If Ogaden turns out to be sitting on top of valuable oil deposits, it is in the interests of U.S. imperialism for the independence movement in the region to be crushed and for Ogaden to remain under Zenawi’s control.

The differential response by the U.S. government to Darfur versus Ogaden reveals the hypocrisy of U.S. imperialism.

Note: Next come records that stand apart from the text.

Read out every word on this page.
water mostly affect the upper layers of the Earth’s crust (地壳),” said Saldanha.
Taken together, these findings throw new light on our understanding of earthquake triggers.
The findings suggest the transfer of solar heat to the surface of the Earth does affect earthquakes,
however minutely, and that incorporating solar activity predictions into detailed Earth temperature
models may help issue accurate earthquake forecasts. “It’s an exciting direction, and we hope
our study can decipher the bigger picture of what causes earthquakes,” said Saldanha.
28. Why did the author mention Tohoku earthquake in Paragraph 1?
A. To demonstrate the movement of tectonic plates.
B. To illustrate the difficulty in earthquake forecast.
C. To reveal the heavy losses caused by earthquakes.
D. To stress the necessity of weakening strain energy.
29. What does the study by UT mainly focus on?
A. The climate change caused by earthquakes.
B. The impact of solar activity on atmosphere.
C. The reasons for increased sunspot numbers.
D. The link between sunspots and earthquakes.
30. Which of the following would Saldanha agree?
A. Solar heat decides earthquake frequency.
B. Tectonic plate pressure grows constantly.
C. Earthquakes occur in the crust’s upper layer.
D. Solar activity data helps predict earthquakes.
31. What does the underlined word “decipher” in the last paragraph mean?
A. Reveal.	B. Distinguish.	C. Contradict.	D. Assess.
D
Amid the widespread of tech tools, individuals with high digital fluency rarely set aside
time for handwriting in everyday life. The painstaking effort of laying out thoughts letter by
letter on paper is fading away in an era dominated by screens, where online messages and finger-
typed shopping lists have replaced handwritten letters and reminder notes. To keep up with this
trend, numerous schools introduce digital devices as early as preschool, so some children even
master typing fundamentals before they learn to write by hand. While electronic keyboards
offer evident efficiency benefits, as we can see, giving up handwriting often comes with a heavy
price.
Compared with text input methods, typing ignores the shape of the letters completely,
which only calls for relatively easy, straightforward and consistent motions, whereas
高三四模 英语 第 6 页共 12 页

This hypocrisy allows the U.S. government to preach about “genocide” in Darfur, but then but look away when Zenawi’s government intentionally starves and pillages people in Ogaden.

It is this same hypocrisy that demonizes Robert Mugabe as a dictator for working to free Zimbabwe from the iron grip of imperialism, but turns a blind eye when the Zenawi government kills hundreds of anti-government protesters, as it did in 2005. There are endless examples of such hypocrisy.

Hypocrisy is an inherent element of U.S. imperialism because imperialism is motivated by the unfettered flow of U.S. capital, not solidarity and cooperation.

In Africa, there are humanitarian crises across the continent due to imperialist interventions and severe economic underdevelopment. Centuries of colonialism and neo-colonial rule have taken their toll on Africa’s oppressed people. U.S. imperialism and the bourgeois media shine a light on select issues to facilitate the continued neo-colonial subjugation of the African continent.
Revolutionaries and progressive people should not be fooled when U.S. politicians talk about people’s needs in Africa.